Without MPF fix, Hong Kong employees could lose nearly all their employers’ retirement contributions, labour chief says
As SMEs voice scepticism over proposal, government pledges to fulfil its ‘moral obligation’ to help businesses in new system
Hong Kong workers could lose almost all of their employers’ contributions to their retirement fund if bosses were allowed to continue to dip into their pension savings for severance and long-service payments, the labour minister warned yesterday.
Secretary for Labour and Welfare Law Chi-kwong said it was crucial to cancel the offsetting mechanism in the Mandatory Provident Fund (MPF) scheme so that employees would no longer be in danger of having “93 to 94 per cent” of employer contributions wiped out.
Employers match the 5 per cent of salaries that workers must contribute to the compulsory fund, and companies are now allowed to withdraw from MPF accounts to “offset” long-service or severance payments.
While Law said the government would fulfil its “moral obligation” and help employers who may struggle under the proposed system to scrap the offset mechanism, it could not budge on the timeline to effect the change or subsidise them indefinitely.
The city’s MPF scheme provides pension coverage for 2.8 million working adults.
On a radio programme on Saturday, Law pointed to challenges Hong Kong faces amid its ageing population. Currently, one in six of the city’s 7.4 million residents is a senior citizen. By 2041, one in three will be aged 65 or over.
“If we do not do this long-term planning properly for retirement protection today, society has to bear the responsibility,” he said.
Law believed the costs could end up being borne by businesses through profit taxes.
But he added that the policy change entailed “a moral obligation for the government to help employers adjust gradually so that they can absorb the additional cost”.
Officials had in recent days presented to business and labour representatives a proposal to scrap the much-criticised MPF offsetting mechanism, including a commitment of HK$17.2 billion (US$2.2 billion) to help ease the burden on small businesses for 12 years beginning in 2022.
The calculation of severance and long-service payments would remain unchanged at two-thirds of an employee’s final month of wages multiplied by the number of years of service, capped at HK$390,000.
Employers would need to set up a savings account and contribute the equivalent of 1 per cent of employees’ wages to cover relevant payments in the long term.
Law said there was still room to discuss and amend the plan, acknowledging that SMEs were unhappy with the proposal.
But the timeline and calculation method could not be changed, the labour minister stressed.
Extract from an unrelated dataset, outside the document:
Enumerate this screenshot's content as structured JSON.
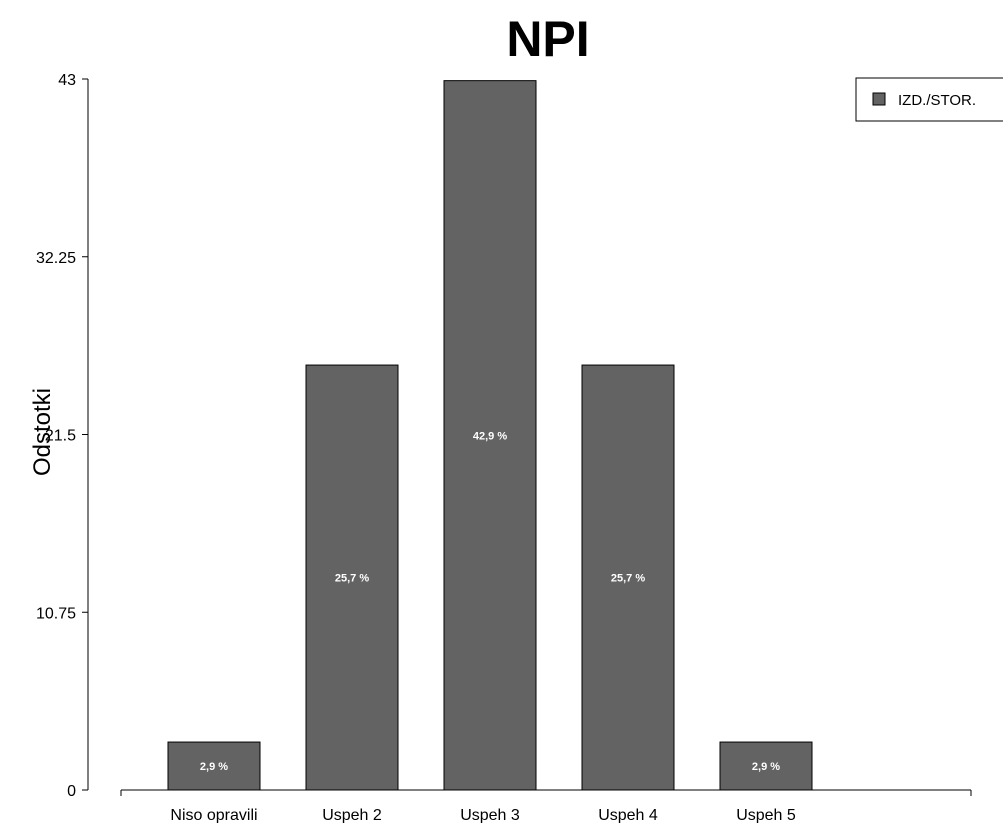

He hoped the Legislative Council could approve the plan by 2020 for it to be implemented in 2022.
“We have to cancel [the MPF offsetting mechanism],” he said. “This cannot be delayed.”
But Stephen Kwok Chun-pong, president of the Small and Medium Enterprises Association, said on a separate radio programme on Saturday that SMEs would be hit hard by the plan.
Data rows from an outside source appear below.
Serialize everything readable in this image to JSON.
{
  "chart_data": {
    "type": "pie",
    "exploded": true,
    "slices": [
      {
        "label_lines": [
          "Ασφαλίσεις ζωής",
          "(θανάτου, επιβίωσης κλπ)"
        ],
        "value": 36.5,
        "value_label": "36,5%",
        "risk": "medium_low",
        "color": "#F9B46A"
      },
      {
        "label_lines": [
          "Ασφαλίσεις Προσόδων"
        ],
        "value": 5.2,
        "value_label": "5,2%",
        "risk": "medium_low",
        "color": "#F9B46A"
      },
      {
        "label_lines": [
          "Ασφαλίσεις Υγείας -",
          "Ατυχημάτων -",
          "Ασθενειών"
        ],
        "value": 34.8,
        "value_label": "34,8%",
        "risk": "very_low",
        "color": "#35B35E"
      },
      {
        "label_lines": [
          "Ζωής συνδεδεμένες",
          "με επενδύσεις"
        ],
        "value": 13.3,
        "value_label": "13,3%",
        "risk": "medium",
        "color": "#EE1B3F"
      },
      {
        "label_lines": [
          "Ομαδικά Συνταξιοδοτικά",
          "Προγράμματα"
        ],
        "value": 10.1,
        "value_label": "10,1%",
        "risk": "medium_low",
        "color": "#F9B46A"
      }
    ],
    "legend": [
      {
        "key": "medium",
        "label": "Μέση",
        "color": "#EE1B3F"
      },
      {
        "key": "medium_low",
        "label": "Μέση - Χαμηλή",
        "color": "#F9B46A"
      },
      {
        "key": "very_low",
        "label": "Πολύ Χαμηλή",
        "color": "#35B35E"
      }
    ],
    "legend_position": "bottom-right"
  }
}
Citing government data, Kwok maintained that after cancelling the offsetting mechanism for 10 years, 51 per cent of SMEs hiring fewer than 10 people would not have enough balance to pay severance and long-service payments. Even after 20 years, the figure would only drop to 44 per cent, he said, with the businesses needing to dig into their own pockets.
Kwok claimed there were 330,000 SMEs in Hong Kong, accounting for 98 per cent of all businesses in the city.
“SMEs are very weak, and we do not want to see a cancellation of the MPF offsetting mechanism compromise our survival,” he said.
“This will result in monopolies by large corporations and inflation going up.”
Kwok added that consumers would eventually suffer.
He cited cleaning companies as one example of a threatened industry, as they typically saw a profit margin of less than five per cent. Kwok said employee salaries in the sector comprised about 70 to 80 per cent of expenditure and that the firms were often on government contract, resulting in their having to make severance payments after two years.
Unless these companies had reserves, they could be forced to close, he said.